L’excellent pasteur continue à boire, à manger, à pérorer ; et quand, tout à fait ivre, il commence à ronfler, le remords est entré dans l’âme de Léo de Sellenthin. C’en est fait désormais de sa belle insouciance : il est hanté par le sentiment de sa faute, il va vouloir l’expier.

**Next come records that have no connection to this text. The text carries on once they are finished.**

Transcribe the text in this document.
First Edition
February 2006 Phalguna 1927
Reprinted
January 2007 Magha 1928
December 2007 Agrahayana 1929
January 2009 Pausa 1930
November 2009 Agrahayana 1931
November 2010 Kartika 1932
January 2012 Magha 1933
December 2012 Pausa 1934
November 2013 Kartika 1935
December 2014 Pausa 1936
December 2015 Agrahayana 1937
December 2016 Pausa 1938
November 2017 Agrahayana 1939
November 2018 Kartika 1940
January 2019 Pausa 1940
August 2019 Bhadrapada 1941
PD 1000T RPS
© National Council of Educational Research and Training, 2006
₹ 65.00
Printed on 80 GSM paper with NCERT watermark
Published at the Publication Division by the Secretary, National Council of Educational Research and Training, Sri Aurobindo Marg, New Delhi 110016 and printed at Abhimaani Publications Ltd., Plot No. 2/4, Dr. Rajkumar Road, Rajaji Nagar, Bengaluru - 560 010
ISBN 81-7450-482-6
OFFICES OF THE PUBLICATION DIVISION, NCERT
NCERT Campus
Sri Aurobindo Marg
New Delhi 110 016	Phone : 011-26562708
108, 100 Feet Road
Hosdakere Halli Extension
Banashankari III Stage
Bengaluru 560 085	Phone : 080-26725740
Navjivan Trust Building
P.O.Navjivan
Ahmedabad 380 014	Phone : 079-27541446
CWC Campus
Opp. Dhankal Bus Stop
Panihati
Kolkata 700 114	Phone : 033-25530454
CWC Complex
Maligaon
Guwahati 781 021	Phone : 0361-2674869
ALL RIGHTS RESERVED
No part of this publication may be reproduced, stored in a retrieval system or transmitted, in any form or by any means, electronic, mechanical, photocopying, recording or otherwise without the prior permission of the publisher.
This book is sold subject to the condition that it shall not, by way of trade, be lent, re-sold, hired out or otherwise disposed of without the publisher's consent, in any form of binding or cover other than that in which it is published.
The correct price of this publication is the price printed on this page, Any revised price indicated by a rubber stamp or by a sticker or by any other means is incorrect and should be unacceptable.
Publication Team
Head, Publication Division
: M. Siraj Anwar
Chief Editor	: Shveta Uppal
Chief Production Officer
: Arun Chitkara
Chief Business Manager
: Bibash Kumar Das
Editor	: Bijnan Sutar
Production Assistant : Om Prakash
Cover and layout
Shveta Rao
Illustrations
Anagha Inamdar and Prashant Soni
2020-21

Hélas ! et sa bonne volonté ne servira qu’à lui préparer une nouvelle chute, car Félicitas l’aime encore, — si tant est que ce soit de l’amour. En tous cas, elle ne résistera pas à la tentation d’exercer sur un amant repentant son charme pervers et irrésistible. Elle feint d’entrer dans ses vues : c’est pour Ulrich et pour leurs familles qu’ils se réconcilient ; en se revoyant, comme s’il n’y avait pas entre eux de terrible secret, ils accomplissent un lourd sacrifice. Mais, dès leur première rencontre, ils évoquent imprudemment ce passé qu’ils ne peuvent anéantir et qui les rapproche. Comment, d’ailleurs, ne l’évoqueraient-ils pas ? Il faut bien qu’ils en parlent pour s’en repentir. Ils mettent en commun leurs regrets, leurs remords, leur désir de mieux faire. Mais ce qui est sincère chez Léo n’est que feinte chez Félicitas, qui est une dangereuse comédienne. Ils se sont à peine revus qu’ils flirtent déjà. Tout ce qu’ils disent les ramène à l’amour, et sans cesse ils sont amenés à rappeler leurs résolutions, qui déjà chancellent :


—… Non, sérieusement, continua-t-elle, des milliers de psychologues ont déjà dit que l’amour n’est qu’une guerre… La femme s’irrite de la convoitise de l’homme et ne voudrait pourtant pas s’en passer. L’homme s’irrite de la résistance de la femme et ne peut pas admettre qu’elle se rende sans lutte… Que c’est stupide… et vulgaire !… Et quand tout, tout est passé, qu’il ne reste plus que le souvenir du rêve de quelques belles heures…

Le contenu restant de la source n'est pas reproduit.